First Flight
Although the “realism” involved quickly becomes laughable (it was published barely half a decade after the Wright Brothers took to the air in Kitty Hawk), the narrator’s deep dive into the early conceptualization of aviation becomes an extremely important aspect of the story as it develops. While some mechanics of flight definitely date the story, the imagery remains vivid and illustrative of the period:
“I had begun with a glider that I imagined was on the lines of the Wright brothers’ aeroplane, but I could not be sure. It might turn over. I might upset it. It might burrow its nose at the end and smash itself and me. The conditions of the flight necessitated alert attention; it wasn’t a thing to be done by jumping off and shutting one’s eyes or getting angry or drunk to do it. One had to use one’s weight to balance. And when at last I did it it was horrible—for ten seconds. For ten seconds or so, as I swept down the air flattened on my infernal framework and with the wind in my eyes, the rush of the ground beneath me filled me with sick and helpless terror; I felt as though some violent oscillatory current was throbbing in brain and back bone, and I groaned aloud."
Eyes Wide Shut
The bulk of the narrative—the titular threadline of the plot—is related to the protagonist’s indulgence of a get-quick-scheme involving patent medicine that he knows to be a scam. Patent medicine would come to more popularly be referred to as “snake oil” because of claims that extracts from snakes comprised the ingredients. These claims actually make the term doubly ironic since not only did this “snake oil” have no medicinal benefits, but most did not any ingredient remotely associated with snakes:
“You know, from first to last, I saw the business with my eyes open, I saw its ethical and moral values quite clearly. Never for a moment do I remember myself faltering from my persuasion that the sale of Tono-Bungay was a thoroughly dishonest proceeding. The stuff was, I perceived, a mischievous trash, slightly stimulating, aromatic and attractive, likely to become a bad habit and train people in the habitual use of stronger tonics and insidiously dangerous to people with defective kidneys. It would cost about sevenpence the large bottle to make, including bottling, and we were to sell it at half a crown plus the cost of the patent medicine stamp.
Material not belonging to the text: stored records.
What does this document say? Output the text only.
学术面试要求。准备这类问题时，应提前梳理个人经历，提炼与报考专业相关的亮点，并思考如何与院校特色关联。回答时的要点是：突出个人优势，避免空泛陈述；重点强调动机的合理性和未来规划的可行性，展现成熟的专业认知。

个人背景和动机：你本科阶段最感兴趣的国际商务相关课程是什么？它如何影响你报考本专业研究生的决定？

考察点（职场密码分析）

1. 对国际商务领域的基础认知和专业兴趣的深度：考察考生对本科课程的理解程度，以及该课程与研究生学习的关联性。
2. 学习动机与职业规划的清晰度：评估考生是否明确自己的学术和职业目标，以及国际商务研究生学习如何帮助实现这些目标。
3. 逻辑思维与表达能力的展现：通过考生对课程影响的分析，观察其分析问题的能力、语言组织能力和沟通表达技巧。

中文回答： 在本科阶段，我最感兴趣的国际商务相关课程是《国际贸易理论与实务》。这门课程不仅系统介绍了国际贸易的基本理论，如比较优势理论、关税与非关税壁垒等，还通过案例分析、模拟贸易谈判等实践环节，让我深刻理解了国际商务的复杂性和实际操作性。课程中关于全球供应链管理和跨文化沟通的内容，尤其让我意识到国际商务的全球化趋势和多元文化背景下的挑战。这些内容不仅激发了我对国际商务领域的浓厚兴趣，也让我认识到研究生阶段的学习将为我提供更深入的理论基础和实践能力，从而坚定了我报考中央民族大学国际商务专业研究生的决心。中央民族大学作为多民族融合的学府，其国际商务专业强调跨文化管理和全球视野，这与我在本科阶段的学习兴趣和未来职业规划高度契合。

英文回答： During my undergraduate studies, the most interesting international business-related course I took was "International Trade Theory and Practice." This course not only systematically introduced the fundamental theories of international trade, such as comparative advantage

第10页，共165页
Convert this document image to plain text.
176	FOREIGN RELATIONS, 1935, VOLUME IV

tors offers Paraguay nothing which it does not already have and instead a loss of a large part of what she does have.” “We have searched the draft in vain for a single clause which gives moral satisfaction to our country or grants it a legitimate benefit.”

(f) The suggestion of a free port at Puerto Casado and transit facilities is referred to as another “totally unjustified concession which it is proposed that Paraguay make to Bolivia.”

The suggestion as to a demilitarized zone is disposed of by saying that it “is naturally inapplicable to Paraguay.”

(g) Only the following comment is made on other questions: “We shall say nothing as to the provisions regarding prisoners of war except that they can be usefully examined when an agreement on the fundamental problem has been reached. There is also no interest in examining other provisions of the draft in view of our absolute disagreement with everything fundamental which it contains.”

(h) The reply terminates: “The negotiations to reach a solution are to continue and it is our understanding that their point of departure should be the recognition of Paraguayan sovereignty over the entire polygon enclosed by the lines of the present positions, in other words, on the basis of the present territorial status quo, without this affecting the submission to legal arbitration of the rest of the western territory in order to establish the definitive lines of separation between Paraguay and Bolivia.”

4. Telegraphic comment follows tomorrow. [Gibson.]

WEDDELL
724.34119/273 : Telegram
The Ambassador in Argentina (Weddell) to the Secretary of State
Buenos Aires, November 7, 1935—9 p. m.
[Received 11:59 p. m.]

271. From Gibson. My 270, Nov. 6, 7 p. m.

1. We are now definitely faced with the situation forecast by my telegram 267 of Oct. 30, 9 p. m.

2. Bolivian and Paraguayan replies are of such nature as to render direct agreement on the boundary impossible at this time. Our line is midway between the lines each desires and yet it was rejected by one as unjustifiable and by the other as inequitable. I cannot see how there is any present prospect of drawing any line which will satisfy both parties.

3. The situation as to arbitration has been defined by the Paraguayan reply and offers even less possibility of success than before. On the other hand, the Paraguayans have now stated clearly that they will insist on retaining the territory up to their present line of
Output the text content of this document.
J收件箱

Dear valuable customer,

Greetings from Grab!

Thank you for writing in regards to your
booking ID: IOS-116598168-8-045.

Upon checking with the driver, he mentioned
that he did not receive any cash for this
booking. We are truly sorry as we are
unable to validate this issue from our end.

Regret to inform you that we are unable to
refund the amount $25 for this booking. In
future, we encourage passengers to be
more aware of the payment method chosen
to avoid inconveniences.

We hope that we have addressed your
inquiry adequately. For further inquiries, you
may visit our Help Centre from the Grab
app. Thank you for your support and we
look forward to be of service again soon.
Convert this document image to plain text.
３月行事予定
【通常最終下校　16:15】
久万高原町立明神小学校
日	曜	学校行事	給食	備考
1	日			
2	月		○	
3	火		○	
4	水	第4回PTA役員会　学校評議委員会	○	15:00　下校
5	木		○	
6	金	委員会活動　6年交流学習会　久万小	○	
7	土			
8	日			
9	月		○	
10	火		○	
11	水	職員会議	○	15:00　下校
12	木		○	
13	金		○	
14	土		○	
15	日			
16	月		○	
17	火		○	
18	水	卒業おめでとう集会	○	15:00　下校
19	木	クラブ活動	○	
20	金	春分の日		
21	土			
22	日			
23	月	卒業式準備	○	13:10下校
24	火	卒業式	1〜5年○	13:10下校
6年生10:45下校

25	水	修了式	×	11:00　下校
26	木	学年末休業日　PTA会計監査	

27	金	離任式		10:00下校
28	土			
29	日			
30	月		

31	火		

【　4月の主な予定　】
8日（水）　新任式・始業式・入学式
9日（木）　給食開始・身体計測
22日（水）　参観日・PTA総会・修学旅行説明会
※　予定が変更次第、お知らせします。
A thing that I will confess deterred me from the outset far more than the sense of dishonesty in this affair, was the supreme silliness of the whole concern.”
Welcome to London
Much of the action takes place in London. Suffice to say that it does not come across as the wondrous city portrayed in much Victorian and post-Victorian fiction. At the same time, however, it is not exactly the hellish inferno that is portrayed in the darker portraits of the same period. It is just a city; a big, crowded, dirty city at the height of the unregulated Industrial Age:
“I came to it on a dull and smoky day by the South Eastern Railway…congestion of houses intensified and piled up presently into tenements; I marveled more and more at this boundless world of dingy people; whiffs of industrial smell, of leather, of brewing, drifted into the carriage; the sky darkened, I rumbled thunderously over bridges, van-crowded streets, peered down on and crossed the Thames with an abrupt eclat of sound. I got an effect of tall warehouses, of grey water, barge crowded, of broad banks of indescribable mud, and then I was in Cannon Street Station—a monstrous dirty cavern with trains packed across its vast floor and more porters standing along the platform than I had ever been in my life before.”
Radio-Activity
Towards the end of the book, readers find themselves face-to-face with something almost certainly not expected. Suddenly, the narrator is discussing radioactivity which had only been discovered to exist a little more than a decade before the published by Henry Becquerel in what is often termed one of the most significant “accidental” scientific discoveries in history. If his descriptions of early aviation seem hopelessly archaic, the same cannot be said of his prescient vision of metaphorical implications of radioactive poisoning:
“To my mind radio-activity is a real disease of matter. Moreover, it is a contagious disease. It spreads. You bring those debased and crumbling atoms near others and those too presently catch the trick of swinging themselves out of coherent existence. It is in matter exactly what the decay of our old culture is in society, a loss of traditions and distinctions and assured reactions. When I think of these inexplicable dissolvent centres that have come into being in our globe—these quap heaps are surely by far the largest that have yet been found in the world; the rest as yet mere specks in grains and crystals—I am haunted by a grotesque fancy of the ultimate eating away and dry-rotting and dispersal of all our world.”